Você também faz confusão com o grau de parentesco de membros distantes da família? Pois é, minha cabeça de jornalista “deu um nó” quando um entrevistado me respondeu assim: “Eu herdei estes pincéis do tio do tio do meu avô”. Aí, lascou, não escutei mais nada do restante da entrevista enquanto eu tentava resolver mentalmente a genealogia familiar do meu interlocutor.


É o caso do primo do meu pai. Ele é meu primo de segundo grau, certo? Mas e o filho da minha prima, é também o meu primo de segundo grau? Aprendi que sim, e aprendi também que os primos são nossos parentes de quarto grau, na linha de consanguinidade: de primeiro grau, são nossos pais; de segundo, nossos irmãos; de terceiro, nossos tios.


Um primo de segundo grau a gente não sente muita obrigação ou inclinação a conhecer, não é mesmo? Nas relações familiares líquidas (para não perder a moda de citar Bauman) de hoje em dia, um primo ou prima de segundo grau é um familiar muito distante, ou, pelo menos, costumava ser, até eu conhecer um primo meu de segundo grau a quem eu gostaria, muito, de ter conhecido e convivido antes: Mario Cafiero.

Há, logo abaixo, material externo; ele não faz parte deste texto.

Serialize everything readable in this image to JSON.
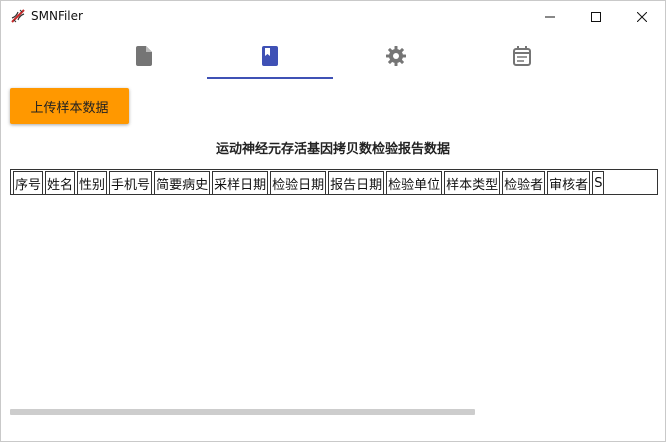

Com intensa contribuição à imprensa e às artes plásticas brasileiras, Mario Cafiero é editor e diretor de arte, ilustrador, designer gráfico, designer de objetos e pintor. Expôs em relevantes galerias e salões, incluindo a Bienal Nacional de 1976. Seu ateliê funciona no apartamento em que mora há pelo menos três décadas, na Bela Vista, em São Paulo, onde mantém sua galeria, com peças produzidas ao longo de 55 anos de carreira.


Sua obra abrange desenhos, objetos, pinturas figurativas e abstratas líricas, caracterizadas pelas pinceladas expressionistas e o forte colorido, com ênfase em retratos, naturezas-mortas e paisagens urbanas, como a mais recente série, na qual faz uma releitura vibrante das fachadas de prédios, casas comerciais e muros pichados e grafitados de São Paulo.


Com carreira nacional e internacional, Mario ilustrou e editou diversas publicações da Editora Abril (especialmente a revista Claudia), e obras literárias e paradidáticas da editora Ática – é citado três vezes pelo histórico editor Jiro Takahashi, fundador da Ática, no volume de número 11 da coleção Editando o Editor, da Edusp, lançado em abril deste ano.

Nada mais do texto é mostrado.